18/05/2022
Programa do Judiciário existe há mais de 20 anos e já mudou a vida de cerca de 24 mil famílias; desta vez, foi na cidade de Lebon Régis
As mãos calejadas do trabalhador rural Eugênio Metz largaram a enxada para segurar um dos documentos mais importantes que já recebeu: o título de propriedade do terreno onde vive com a esposa, Maria Júlia, há 15 anos em Lebon Régis, em Santa Catarina. “A luta, o trabalho é um direito de todos, mas nem todo mundo consegue essa posição. Me sinto muito feliz.” A felicidade que sentia foi multiplicada em pelo menos mais 66 famílias. Todas receberam as matrículas em evento repleto de emoção, realizado na última sexta-feira, 13 de maio, por meio do programa Lar Legal, desenvolvido pelo Poder Judiciário catarinense.
O casal Jéssica Inês Borges dos Santos e Josimar Alves adquiriu um pedaço de terra faz nove anos. Eles têm três filhas e estão aumentando a casa onde moram. Dizem se sentir mais seguros e estimulados para investir no imóvel com o documento adquirido. “É uma emoção muito grande dizer que agora o terreno é nosso”, comemorou a dona de casa. Para eles, essa é a realização de um sonho.
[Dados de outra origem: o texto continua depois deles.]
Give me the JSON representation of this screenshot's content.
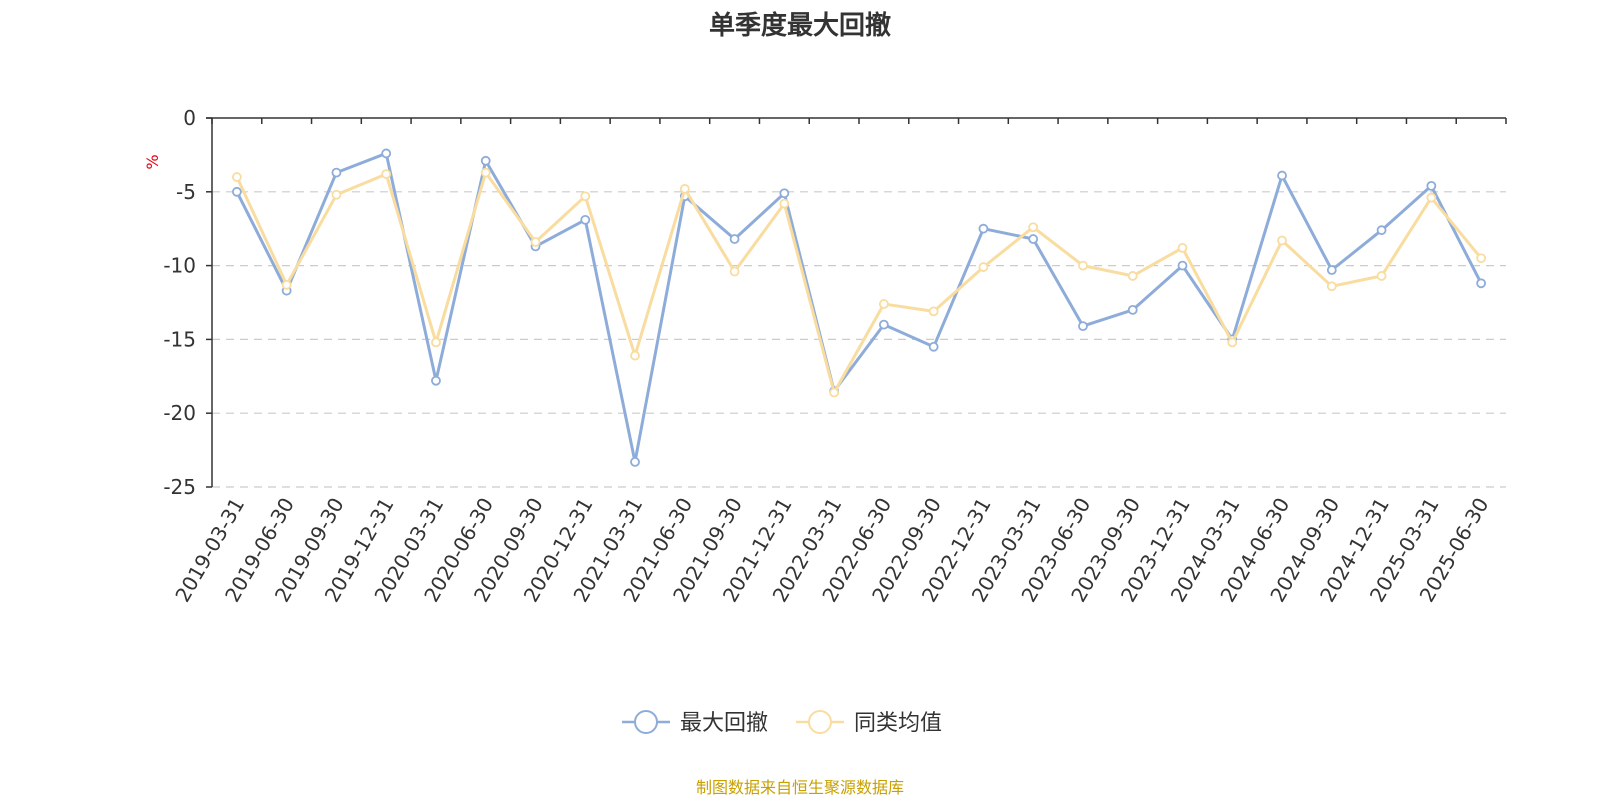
{
  "chart_data": {
    "type": "line",
    "title": "单季度最大回撤",
    "ylabel": "%",
    "xlabel": "",
    "ylim": [
      -25,
      0
    ],
    "yticks": [
      0,
      -5,
      -10,
      -15,
      -20,
      -25
    ],
    "grid": true,
    "legend_position": "bottom",
    "x": [
      "2019-03-31",
      "2019-06-30",
      "2019-09-30",
      "2019-12-31",
      "2020-03-31",
      "2020-06-30",
      "2020-09-30",
      "2020-12-31",
      "2021-03-31",
      "2021-06-30",
      "2021-09-30",
      "2021-12-31",
      "2022-03-31",
      "2022-06-30",
      "2022-09-30",
      "2022-12-31",
      "2023-03-31",
      "2023-06-30",
      "2023-09-30",
      "2023-12-31",
      "2024-03-31",
      "2024-06-30",
      "2024-09-30",
      "2024-12-31",
      "2025-03-31",
      "2025-06-30"
    ],
    "series": [
      {
        "name": "最大回撤",
        "color": "#8eacd9",
        "values": [
          -5.0,
          -11.7,
          -3.7,
          -2.4,
          -17.8,
          -2.9,
          -8.7,
          -6.9,
          -23.3,
          -5.3,
          -8.2,
          -5.1,
          -18.5,
          -14.0,
          -15.5,
          -7.5,
          -8.2,
          -14.1,
          -13.0,
          -10.0,
          -15.0,
          -3.9,
          -10.3,
          -7.6,
          -4.6,
          -11.2
        ]
      },
      {
        "name": "同类均值",
        "color": "#f9dc9f",
        "values": [
          -4.0,
          -11.3,
          -5.2,
          -3.8,
          -15.2,
          -3.7,
          -8.4,
          -5.3,
          -16.1,
          -4.8,
          -10.4,
          -5.8,
          -18.6,
          -12.6,
          -13.1,
          -10.1,
          -7.4,
          -10.0,
          -10.7,
          -8.8,
          -15.2,
          -8.3,
          -11.4,
          -10.7,
          -5.4,
          -9.5
        ]
      }
    ]
  },
  "footer": {
    "source": "制图数据来自恒生聚源数据库"
  }
}
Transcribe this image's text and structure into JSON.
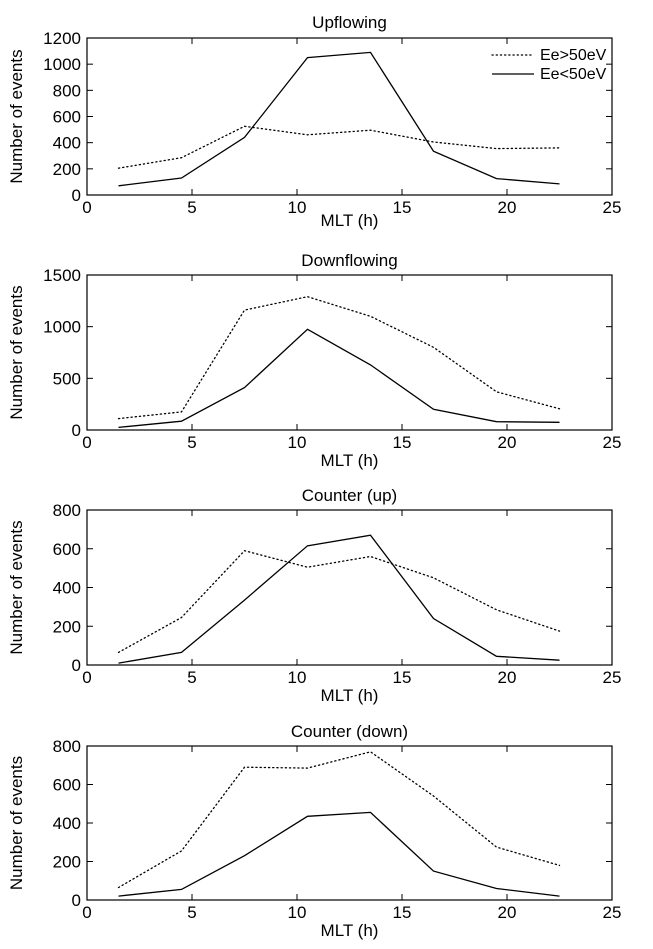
{
  "chart_data": [
    {
      "type": "line",
      "title": "Upflowing",
      "xlabel": "MLT (h)",
      "ylabel": "Number of events",
      "xlim": [
        0,
        25
      ],
      "ylim": [
        0,
        1200
      ],
      "xticks": [
        0,
        5,
        10,
        15,
        20,
        25
      ],
      "yticks": [
        0,
        200,
        400,
        600,
        800,
        1000,
        1200
      ],
      "x": [
        1.5,
        4.5,
        7.5,
        10.5,
        13.5,
        16.5,
        19.5,
        22.5
      ],
      "legend": {
        "position": "top-right"
      },
      "series": [
        {
          "name": "Ee>50eV",
          "style": "dotted",
          "values": [
            205,
            285,
            525,
            460,
            495,
            405,
            355,
            360
          ]
        },
        {
          "name": "Ee<50eV",
          "style": "solid",
          "values": [
            70,
            130,
            440,
            1050,
            1090,
            335,
            125,
            85
          ]
        }
      ]
    },
    {
      "type": "line",
      "title": "Downflowing",
      "xlabel": "MLT (h)",
      "ylabel": "Number of events",
      "xlim": [
        0,
        25
      ],
      "ylim": [
        0,
        1500
      ],
      "xticks": [
        0,
        5,
        10,
        15,
        20,
        25
      ],
      "yticks": [
        0,
        500,
        1000,
        1500
      ],
      "x": [
        1.5,
        4.5,
        7.5,
        10.5,
        13.5,
        16.5,
        19.5,
        22.5
      ],
      "series": [
        {
          "style": "dotted",
          "values": [
            110,
            175,
            1160,
            1290,
            1100,
            800,
            370,
            205
          ]
        },
        {
          "style": "solid",
          "values": [
            25,
            85,
            410,
            975,
            630,
            200,
            80,
            75
          ]
        }
      ]
    },
    {
      "type": "line",
      "title": "Counter (up)",
      "xlabel": "MLT (h)",
      "ylabel": "Number of events",
      "xlim": [
        0,
        25
      ],
      "ylim": [
        0,
        800
      ],
      "xticks": [
        0,
        5,
        10,
        15,
        20,
        25
      ],
      "yticks": [
        0,
        200,
        400,
        600,
        800
      ],
      "x": [
        1.5,
        4.5,
        7.5,
        10.5,
        13.5,
        16.5,
        19.5,
        22.5
      ],
      "series": [
        {
          "style": "dotted",
          "values": [
            65,
            245,
            590,
            505,
            560,
            450,
            285,
            175
          ]
        },
        {
          "style": "solid",
          "values": [
            10,
            65,
            335,
            615,
            670,
            240,
            45,
            25
          ]
        }
      ]
    },
    {
      "type": "line",
      "title": "Counter (down)",
      "xlabel": "MLT (h)",
      "ylabel": "Number of events",
      "xlim": [
        0,
        25
      ],
      "ylim": [
        0,
        800
      ],
      "xticks": [
        0,
        5,
        10,
        15,
        20,
        25
      ],
      "yticks": [
        0,
        200,
        400,
        600,
        800
      ],
      "x": [
        1.5,
        4.5,
        7.5,
        10.5,
        13.5,
        16.5,
        19.5,
        22.5
      ],
      "series": [
        {
          "style": "dotted",
          "values": [
            65,
            255,
            690,
            685,
            770,
            540,
            275,
            180
          ]
        },
        {
          "style": "solid",
          "values": [
            20,
            55,
            230,
            435,
            455,
            150,
            60,
            20
          ]
        }
      ]
    }
  ]
}
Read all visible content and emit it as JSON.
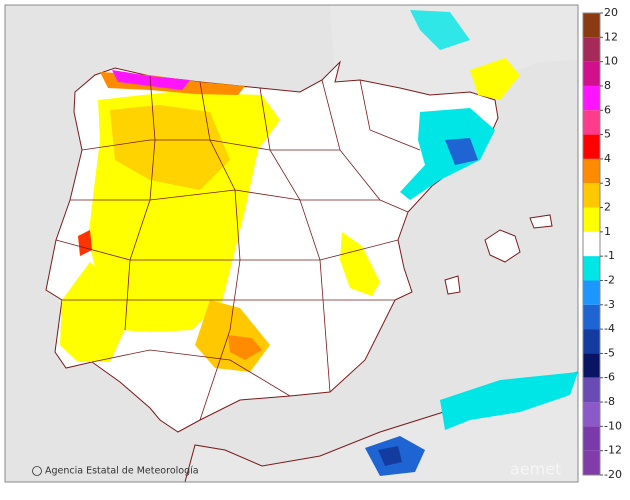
{
  "credit": "Agencia Estatal de Meteorología",
  "watermark": "aemet",
  "legend": {
    "ticks": [
      20,
      12,
      10,
      8,
      6,
      5,
      4,
      3,
      2,
      1,
      -1,
      -2,
      -3,
      -4,
      -5,
      -6,
      -8,
      -10,
      -12,
      -20
    ],
    "colors": [
      "#8a3b12",
      "#a52a5a",
      "#d0108c",
      "#ff14ff",
      "#ff3c8c",
      "#ff0000",
      "#ff8c00",
      "#ffc800",
      "#ffff00",
      "#ffffff",
      "#00e6e6",
      "#1e96ff",
      "#1e64d2",
      "#143ca0",
      "#0a1464",
      "#6a4ab4",
      "#8c5ac8",
      "#7a3aaa",
      "#823caa"
    ]
  }
}
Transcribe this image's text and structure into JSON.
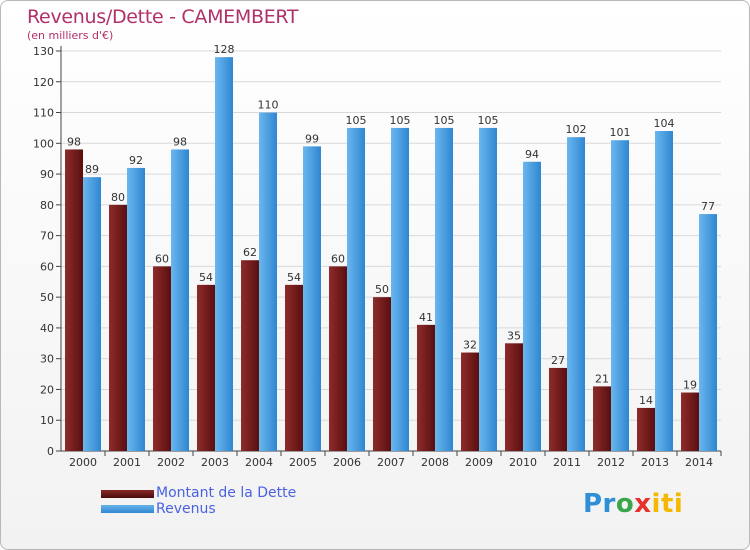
{
  "title": "Revenus/Dette - CAMEMBERT",
  "subtitle": "(en milliers d'€)",
  "logo": {
    "p": "Pr",
    "o": "o",
    "x": "x",
    "i": "iti"
  },
  "legend": {
    "dette_label": "Montant de la Dette",
    "revenus_label": "Revenus"
  },
  "colors": {
    "dette": "#6e1a1a",
    "revenus": "#4aa3e6",
    "axis_text": "#333333",
    "grid": "#d9d9d9",
    "title": "#b1306a",
    "legend_text": "#4a62e0"
  },
  "chart_data": {
    "type": "bar",
    "title": "Revenus/Dette - CAMEMBERT",
    "subtitle": "(en milliers d'€)",
    "categories": [
      "2000",
      "2001",
      "2002",
      "2003",
      "2004",
      "2005",
      "2006",
      "2007",
      "2008",
      "2009",
      "2010",
      "2011",
      "2012",
      "2013",
      "2014"
    ],
    "series": [
      {
        "name": "Montant de la Dette",
        "values": [
          98,
          80,
          60,
          54,
          62,
          54,
          60,
          50,
          41,
          32,
          35,
          27,
          21,
          14,
          19
        ]
      },
      {
        "name": "Revenus",
        "values": [
          89,
          92,
          98,
          128,
          110,
          99,
          105,
          105,
          105,
          105,
          94,
          102,
          101,
          104,
          77
        ]
      }
    ],
    "ylim": [
      0,
      130
    ],
    "yticks": [
      0,
      10,
      20,
      30,
      40,
      50,
      60,
      70,
      80,
      90,
      100,
      110,
      120,
      130
    ],
    "grid": true,
    "legend_position": "bottom-left",
    "data_labels": true
  }
}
Coordenador estadual do Lar Legal, o desembargador Selso de Oliveira fez questão de contar a história do pai dele, que trabalhou a vida toda no campo e cujo único bem foi um terreno na cidade. “Eu sei a importância que é para cada um, para cada núcleo familiar, cada homem, cada mulher que batalha para criar seus filhos, ter esse documento e poder dizer: daqui ninguém me tira. Essa pacificação e segurança não é sempre que a gente consegue sentir nessa vida de luta”, lembrou o magistrado.
O prefeito Douglas Mello comemorou a entrega das matrículas. “O título de regularização concedido pelo Programa Lar Legal é um documento de extrema importância, uma vez que ter a posse definitiva de sua propriedade traz dignidade ao ser humano. Os moradores poderão investir naquilo que é seu, valorizando o imóvel”.
Sobre o Lar Legal
O programa Lar Legal, que conta com o apoio do Ministério Público e de prefeituras, legaliza títulos de propriedade para famílias carentes residentes em loteamentos clandestinos ou comunidades pobres, sem condições financeiras nem acesso à regularização por meio da Justiça comum. A iniciativa tem mais de duas décadas e mudou a vida de mais de 24 mil famílias catarinenses. O programa é referência na valorização da cidadania e promoção da justiça social no Brasil e já foi replicado com sucesso em outros estados.